Arfante, ela reconheceu a voz de um dos seus alunos, o
aplicado Guilherme. Carol foi tropeçando até a porta e abriu, atemorizada:
— Nossa, professora! O que houve?
Carol se apoiou no batente, exausta. Encarou Guilherme que
lhe devolveu um olhar atônito e murmurou:
— Ainda bem... ainda bem que você está aqui.
O rapaz apontou para os pés de Carol.
— Professora! A senhora está machucada!
Ela olhou para baixo e se surpreendeu com o sangue que
esvaía dos seus pés. Levou alguns segundos até se dar conta o que era aquilo
tudo.
— Eu... eu quebrei um copo praticamente em cima do meu pé.
— Puxa – assoviou ele, — pelo jeito que a senhora gritou
pensei que alguém estivesse lhe fazendo mal.
Ainda apavorada, Carol segurou o aluno pela camiseta.
— Tem um gato lá fora!
— Hein?
— Um gato. O gato que o Mauro matou hoje de manhã! Ele
voltou!
Guilherme não entendeu direito, mas os olhos fixos e
amedrontados de Carol mostravam tanto terror que ele decidiu tomar uma atitude.
— Professora, me diga onde ele está! Posso afugentá-lo. Ei,
a senhora disse que o gato morreu?
Carol levou o garoto até a porta do pátio. Com o dedo
trêmulo ela apontou:
— Ele está do outro lado.
Era nítida a perturbação da professora Carolina. Conhecida
no bairro como uma mulher séria e correta, Guilherme tinha certeza que aquele
comportamento tinha uma razão muito forte.
— Pode deixar, professora – o rapaz pegou a vassoura
mostrando determinação. — Se tem alguma coisa aí do lado de fora, pode ter
certeza que eu vou botar pra correr!
Guilherme abriu a porta com valentia e acendeu a luz do
pátio. De repente tudo ficou iluminado. E do gato não havia o menor sinal.
— Não tem nada aqui.
— Mas tinha – retrucou Carol com a voz fraca.
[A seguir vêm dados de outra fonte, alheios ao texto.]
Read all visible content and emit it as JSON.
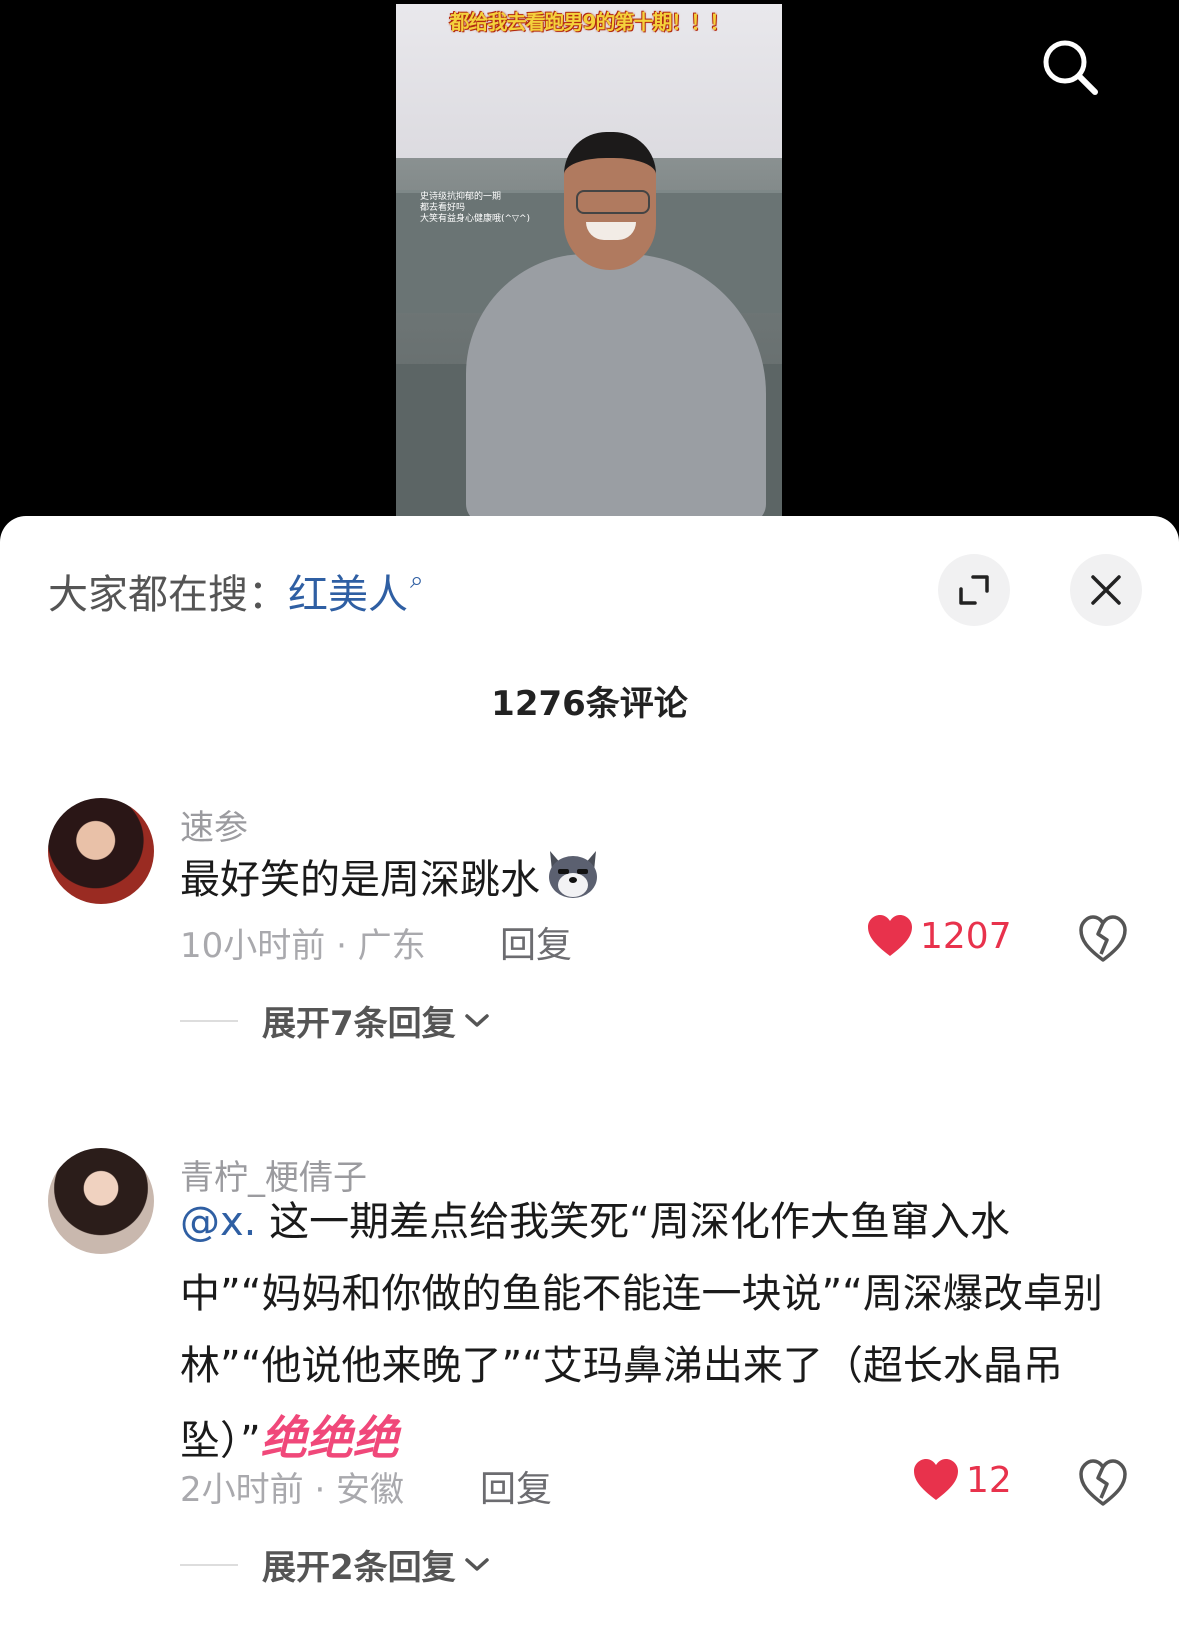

O rapaz caminhou pelo pátio procurando o tal gato, verificando
se o bicho estaria em algum canto mal iluminado. Com a porta encostada e só com
a cabeça pra fora, Carol acompanhou a inspeção do aluno, atenta. Por fim, ele
voltou para dentro da casa e pôs a vassoura de volta no lugar.
— Acho que ele fugiu. Mas, professora... Eu não entendi bem
uma coisa. A senhora disse que o seu marido matou o bicho? Então como ele
voltou?
Nem Carol sabia o que responder. O gato estava morto quando
Mauro o pôs dentro do saco. O lixão ficava longe, bem longe. Não, devia ser outro
gato parecido. Ou somente sua imaginação fértil e histérica.
— Muito obrigada, Guilherme – Carol ignorou a pergunta e com
uma das mãos nas costas do rapaz conduziu-o até a porta da frente. — Acho que
ando assistindo muitos filmes de terror.
— Pode me chamar se for preciso, professora – Guilherme só
faltou bater continência. — Estarei aqui em dois segundos.
Ela agradeceu e o rapaz foi embora. Zonza, ela sentou no
sofá, encolhida, e esperou o marido voltar.